I love my Entourage. We have three kids and a FIL who lives with us and doesn't drive anymore. It is the awesomest thing ever.

Mostly I'm just relieved that I'm not the only person who walks up to strangers in stores and asks their advice about: carriers, recipes, play gyms, car seat covers, and potty chairs. Those are the only ones that come to mind at the moment, but I am guilty of asking anyone who looks like they know what they're doing to help me out. So you don't look matronly; you look less confused than the rest of us!


Is your anniversary the **EIGHTH**?! Because the 8th was the Saturday (day of weddings) 11 years ago... I know this because this was the exact date *I* got married. 8/8/98. Woohoo! I'm not holding my breath for a new Macbook, though. :) I mean, my husband's great and all, but it'll probably be more like dinner with only HALF our kids. (We have four kids, but we're still not minivan people. Although I've gotten to the point where I'm DESPERATE for one. Never thought I'd be that person 11 years ago.)

samantha jo campen

Okay so the end made me teary.

Courtney D

1. We should totally be friends (for more reasons than the fact that I got your Simpsons reference).
B. If we were friends I would totally go IKEA shopping with you weekly...
B.2: We'd have to drive separately because, Alas, I too am without awesome, magical third-row minivan.
3. You could advise me against yet another GREVBÄCK bookcase and we could compare mussel recipes...

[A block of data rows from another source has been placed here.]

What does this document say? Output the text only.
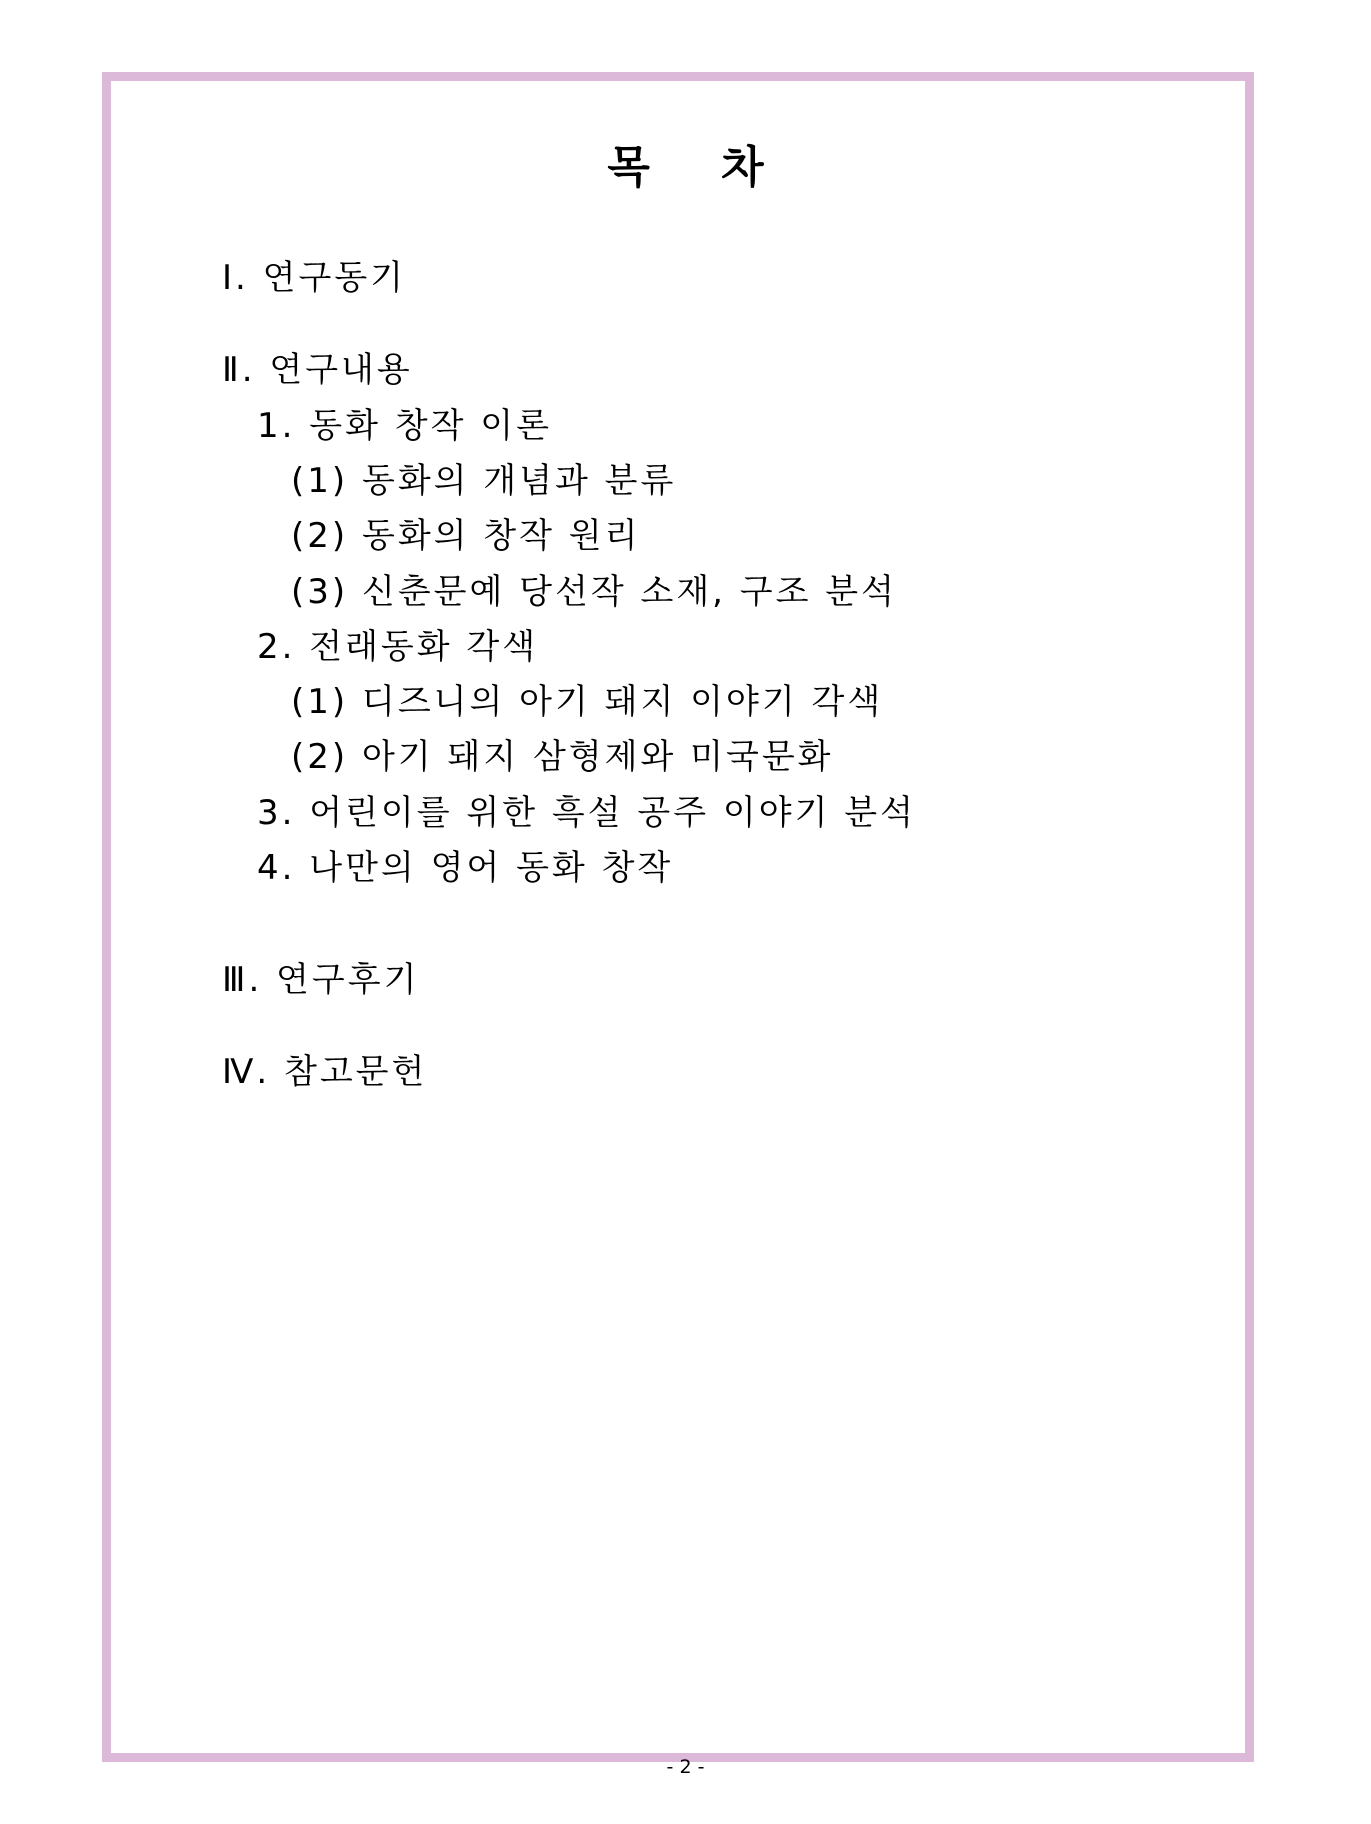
목 차
Ⅰ. 연구동기
Ⅱ. 연구내용
1. 동화 창작 이론
(1) 동화의 개념과 분류
(2) 동화의 창작 원리
(3) 신춘문예 당선작 소재, 구조 분석
2. 전래동화 각색
(1) 디즈니의 아기 돼지 이야기 각색
(2) 아기 돼지 삼형제와 미국문화
3. 어린이를 위한 흑설 공주 이야기 분석
4. 나만의 영어 동화 창작
Ⅲ. 연구후기
Ⅳ. 참고문헌
- 2 -
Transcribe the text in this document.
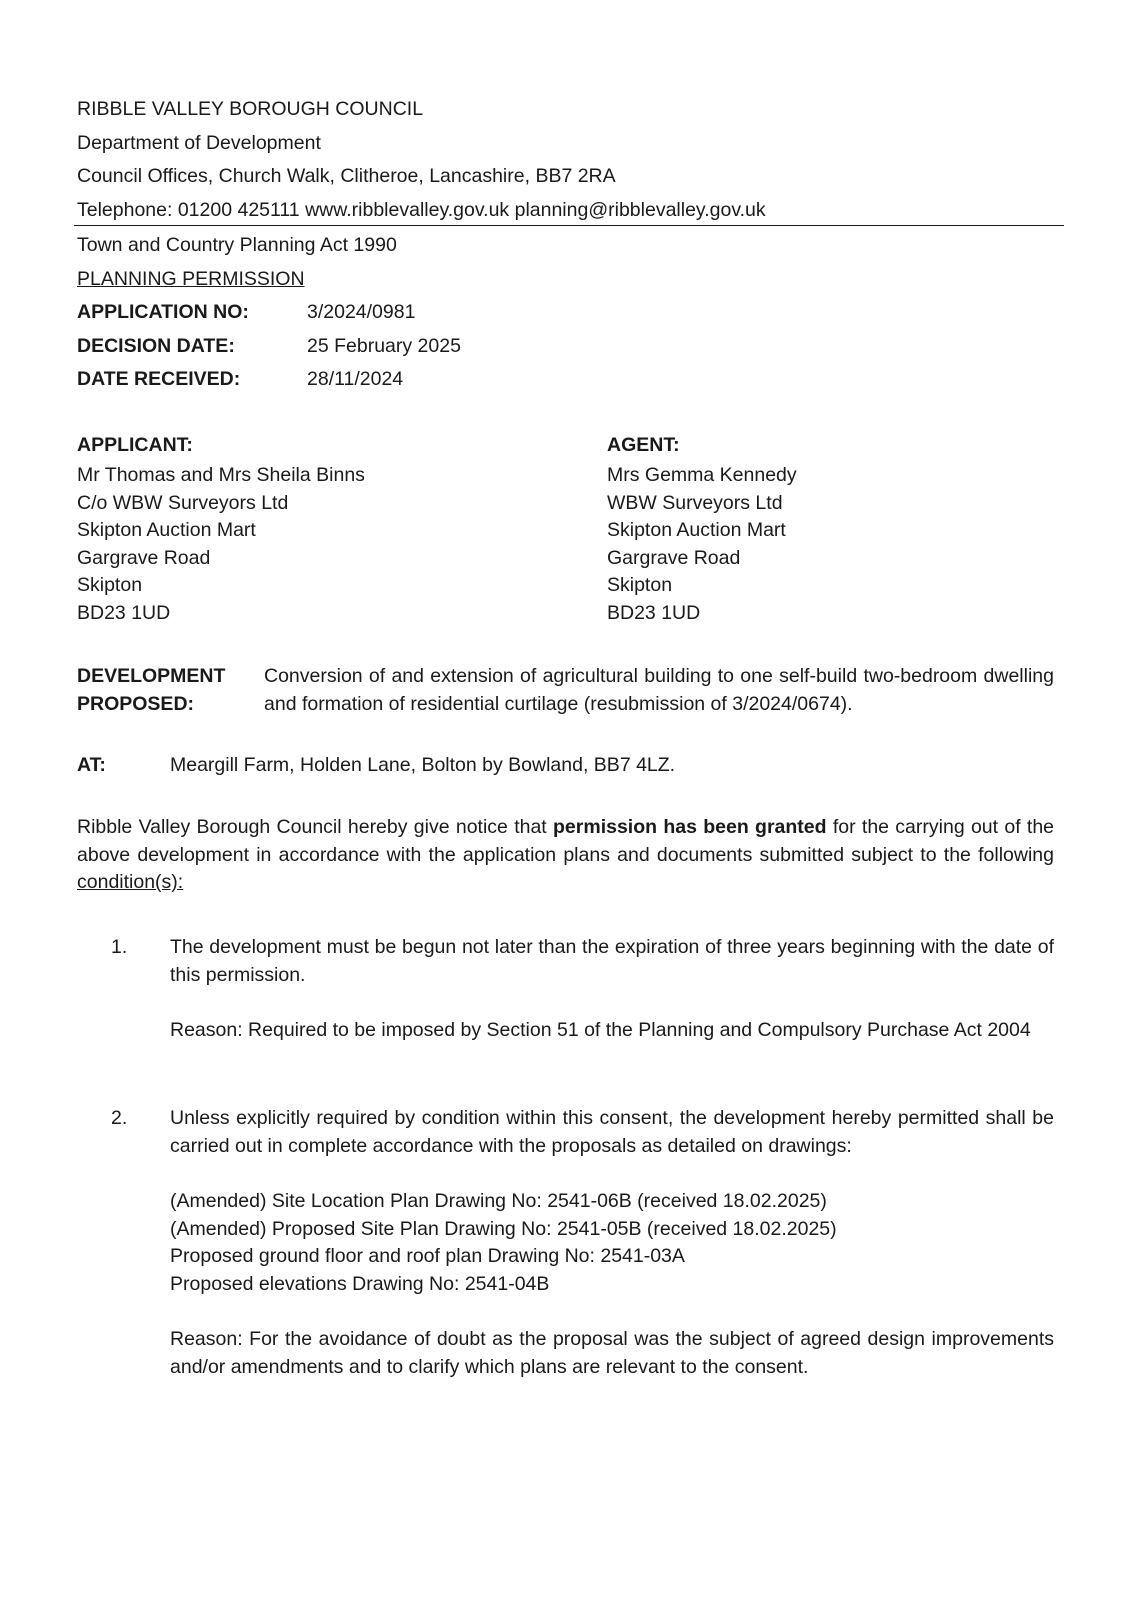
RIBBLE VALLEY BOROUGH COUNCIL
Department of Development
Council Offices, Church Walk, Clitheroe, Lancashire, BB7 2RA
Telephone: 01200 425111 www.ribblevalley.gov.uk planning@ribblevalley.gov.uk
Town and Country Planning Act 1990
PLANNING PERMISSION
APPLICATION NO:	3/2024/0981
DECISION DATE:	25 February 2025
DATE RECEIVED:	28/11/2024
APPLICANT:
Mr Thomas and Mrs Sheila Binns
C/o WBW Surveyors Ltd
Skipton Auction Mart
Gargrave Road
Skipton
BD23 1UD
AGENT:
Mrs Gemma Kennedy
WBW Surveyors Ltd
Skipton Auction Mart
Gargrave Road
Skipton
BD23 1UD
DEVELOPMENT
PROPOSED:
Conversion of and extension of agricultural building to one self-build two-bedroom dwelling and formation of residential curtilage (resubmission of 3/2024/0674).
AT:	Meargill Farm, Holden Lane, Bolton by Bowland, BB7 4LZ.
Ribble Valley Borough Council hereby give notice that permission has been granted for the carrying out of the above development in accordance with the application plans and documents submitted subject to the following condition(s):
1. The development must be begun not later than the expiration of three years beginning with the date of this permission.
Reason: Required to be imposed by Section 51 of the Planning and Compulsory Purchase Act 2004
2. Unless explicitly required by condition within this consent, the development hereby permitted shall be carried out in complete accordance with the proposals as detailed on drawings:
(Amended) Site Location Plan Drawing No: 2541-06B (received 18.02.2025)
(Amended) Proposed Site Plan Drawing No: 2541-05B (received 18.02.2025)
Proposed ground floor and roof plan Drawing No: 2541-03A
Proposed elevations Drawing No: 2541-04B
Reason: For the avoidance of doubt as the proposal was the subject of agreed design improvements and/or amendments and to clarify which plans are relevant to the consent.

*not at all creepy... right? RIGHT?


Posts like this make me want to show up on your doorstep -- bearing fried skin, ice cream, a regenerative pig, or at least a shiny object for Ezra and some obscure brand of deodorant for you -- and beg you to be my friend. Lucky for you, I live in Massachusetts and do not own a minivan in which to drive down the coast so that I can stalk you.

Sandra Davenport

LOL, my husband just gave me a MacBook for our 12th wedding anniversary. We're almost twinkies!


This is why I puffy heart you! Happy almost anniversary! Unless it's already your anniversary because I'm still catching up from blog posts from BlogHer, so I'm pretty behind. Either way... minivans are awesome. The doors open when you push a button!!